Lawyer Paul Paraka and former solicitor-general Zachery Gelu had sought an injunction to stop the 182-page final report of the Finance Commission of Inquiry involving millions of kina payouts in out-of-court settlement claims between 2000 and 2006 from being made public.
The matter came before Thompson last month.
But Paraka and Gelu, who were named in the report, asked the judge to disqualify herself from hearing the review on the grounds of “reasonable apprehension of bias”.
Paraka argued that when he had instituted judicial review proceedings on Oct 22, 2007, against the members of the Lawyers Statutory Committee and the PNG Law Society, he had named Thompson as one of the defendants in that case.
The application was heard in July 2008 and the decision is pending.

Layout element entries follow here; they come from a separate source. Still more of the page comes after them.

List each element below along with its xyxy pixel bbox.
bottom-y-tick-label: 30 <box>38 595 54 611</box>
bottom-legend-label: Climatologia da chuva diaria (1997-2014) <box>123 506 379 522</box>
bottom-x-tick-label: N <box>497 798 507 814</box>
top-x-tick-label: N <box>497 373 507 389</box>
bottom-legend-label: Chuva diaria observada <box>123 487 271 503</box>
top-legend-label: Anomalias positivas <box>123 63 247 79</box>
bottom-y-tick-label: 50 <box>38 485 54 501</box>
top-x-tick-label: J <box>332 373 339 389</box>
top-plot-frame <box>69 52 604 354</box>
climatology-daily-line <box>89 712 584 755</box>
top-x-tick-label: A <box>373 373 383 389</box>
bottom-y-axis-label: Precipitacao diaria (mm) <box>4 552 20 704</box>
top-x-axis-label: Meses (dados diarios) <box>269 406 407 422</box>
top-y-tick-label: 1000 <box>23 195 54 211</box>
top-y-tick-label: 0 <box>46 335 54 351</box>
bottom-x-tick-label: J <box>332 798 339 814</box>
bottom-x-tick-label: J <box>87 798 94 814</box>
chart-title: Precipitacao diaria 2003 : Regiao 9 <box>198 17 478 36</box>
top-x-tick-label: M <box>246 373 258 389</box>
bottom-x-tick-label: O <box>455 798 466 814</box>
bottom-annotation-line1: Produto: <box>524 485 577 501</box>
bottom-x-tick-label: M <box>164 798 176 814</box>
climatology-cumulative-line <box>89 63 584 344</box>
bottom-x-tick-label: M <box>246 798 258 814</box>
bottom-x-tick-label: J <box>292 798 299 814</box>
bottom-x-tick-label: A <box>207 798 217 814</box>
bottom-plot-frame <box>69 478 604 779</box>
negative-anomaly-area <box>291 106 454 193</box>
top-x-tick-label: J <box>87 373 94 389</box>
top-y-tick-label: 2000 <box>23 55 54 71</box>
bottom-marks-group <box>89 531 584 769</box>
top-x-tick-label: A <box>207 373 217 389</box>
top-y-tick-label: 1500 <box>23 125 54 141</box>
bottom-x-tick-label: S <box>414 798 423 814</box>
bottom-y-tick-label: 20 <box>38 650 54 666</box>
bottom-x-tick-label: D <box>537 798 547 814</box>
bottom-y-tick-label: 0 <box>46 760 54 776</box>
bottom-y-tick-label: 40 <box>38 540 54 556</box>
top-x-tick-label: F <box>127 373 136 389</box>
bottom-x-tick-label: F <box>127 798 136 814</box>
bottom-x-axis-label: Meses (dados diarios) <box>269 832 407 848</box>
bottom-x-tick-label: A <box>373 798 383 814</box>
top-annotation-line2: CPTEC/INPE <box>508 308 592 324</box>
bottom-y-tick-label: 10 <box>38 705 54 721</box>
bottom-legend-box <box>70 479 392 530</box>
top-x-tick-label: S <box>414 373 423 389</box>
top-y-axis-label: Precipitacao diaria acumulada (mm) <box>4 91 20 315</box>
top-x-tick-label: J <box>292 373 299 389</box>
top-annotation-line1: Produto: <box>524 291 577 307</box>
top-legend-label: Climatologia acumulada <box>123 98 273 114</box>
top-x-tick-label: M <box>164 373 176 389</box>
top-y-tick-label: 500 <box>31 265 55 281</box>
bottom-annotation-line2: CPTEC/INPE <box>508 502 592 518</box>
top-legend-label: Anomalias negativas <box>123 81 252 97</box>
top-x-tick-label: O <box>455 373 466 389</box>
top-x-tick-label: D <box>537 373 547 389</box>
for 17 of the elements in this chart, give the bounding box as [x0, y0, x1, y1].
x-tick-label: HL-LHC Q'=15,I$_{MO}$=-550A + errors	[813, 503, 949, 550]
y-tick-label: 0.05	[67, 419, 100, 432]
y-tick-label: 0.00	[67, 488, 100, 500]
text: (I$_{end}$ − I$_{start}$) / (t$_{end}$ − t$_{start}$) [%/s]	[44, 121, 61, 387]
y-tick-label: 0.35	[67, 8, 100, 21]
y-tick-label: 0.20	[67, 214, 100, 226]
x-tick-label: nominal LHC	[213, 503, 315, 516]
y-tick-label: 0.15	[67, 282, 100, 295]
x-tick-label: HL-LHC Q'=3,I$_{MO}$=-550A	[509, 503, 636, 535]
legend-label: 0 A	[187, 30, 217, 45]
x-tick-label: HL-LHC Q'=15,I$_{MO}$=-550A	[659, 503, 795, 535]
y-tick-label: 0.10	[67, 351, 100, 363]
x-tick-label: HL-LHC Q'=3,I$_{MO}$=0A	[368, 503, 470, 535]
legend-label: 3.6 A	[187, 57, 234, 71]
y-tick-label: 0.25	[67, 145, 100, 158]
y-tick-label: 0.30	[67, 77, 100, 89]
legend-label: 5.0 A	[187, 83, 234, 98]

Paraka said through his counsel Harvey Nii that this raised an apprehension of bias which he argued would prevent Thompson from being seen to be fair in determining the proceedings before her.
Last Friday, she disqualified herself from hearing the review of the Commission of Inquiry report case.
“I consider that a reasonable, fair, indeed Papua New Guinean observer might form the view that because I was named in the 2007 legal proceedings issued by the second applicant (Paraka), that I defended those proceedings, and they are still pending, I may be pre-disposed to decide the case now before me, otherwise than on its merits.
“Accordingly, the application for me to disqualify myself is granted,” Thompson ruled.
The inquiry had been previously heard by (now retired) judge Justice Mark Sevua on June 16, 2010, but he had not ruled on it before he left office.
In March last year, Paraka and Gelu started proceedings seeking a judicial review of the numerous decisions made by the Commission of Inquiry members Justice Maurice Sheehan, Justice Catherine Davani and businessman Don Manoa as first respondents, Prime Minister Sir Michael Somare and the NEC as second respondents and NEC secretary Manly Ua as the third respondent.
Paraka and Gelu on March 6 last year, took out an interim injunction order restraining the respondents from discussing, debating, publishing or implementing the final report of the inquiry.